From the earliest drafts, I saw them as small flying saucers, with only a central trunk/harness to carry goods or a seated cross-legged person. It took a little time before I saw the plot and character possibilities of robots without hands or appendages. It meant that they had continued to evolve themselves to depend on people, both as customers and even as mechanics, like Thomas the Tank Engine.
I also gave them a limited vocabulary of green and red lights, suitable for bargaining over fares, but akin to the radiation-wounded Christopher Pike on old Star Trek.
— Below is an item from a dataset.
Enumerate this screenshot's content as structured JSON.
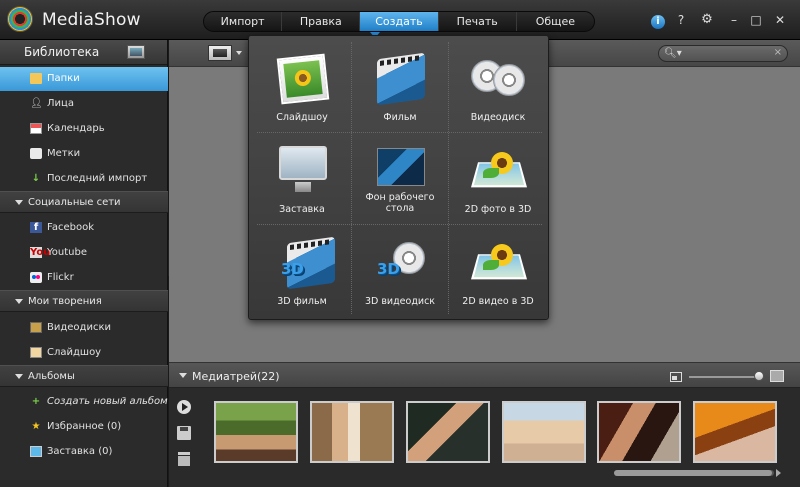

This made for a stranger, more labored interaction, but one familiar to anyone who has set a digital device.
It also made it easier for the taxibots credibly to be taken for granted by the people around them while they — well, you’ll read it one day. 🙂
This is a less common take on manufactured beings. Mostly in our fictions we go right to androids, robots in the shape of people — especially as characters. The exceptions of Star Wars‘s charming R2-D2 and Battestar Galactica‘s fearsome Cylon raiders prove the rule even in their own universes.
Of course, until very recently, human acting was easier and cheaper than computer animation. Still, the idea of the manufactured being as a replacement for humans, from love objects to dominant intelligences, has fascinated and worried us since ancient times. As a story source, it’s still going strong (e.g., the movie Chappie) but it’s maybe not the freshest place to look.
Compared to the android, the robot seems less explored, stranger, and more likely. I also think it might express new anxieties, better than the Terminator or the Cybermen or the Borg. We worry a lot about being supplanted by robots. Maybe we need a way to worry about how we’ll coexist with them, when they don’t look human and act ever more independently of us.
After all, the first robot vacuum isn’t an android pushing a handle – it’s a little rolling disk. One day, you’ll have several, and when you talk to one, it will tell the others…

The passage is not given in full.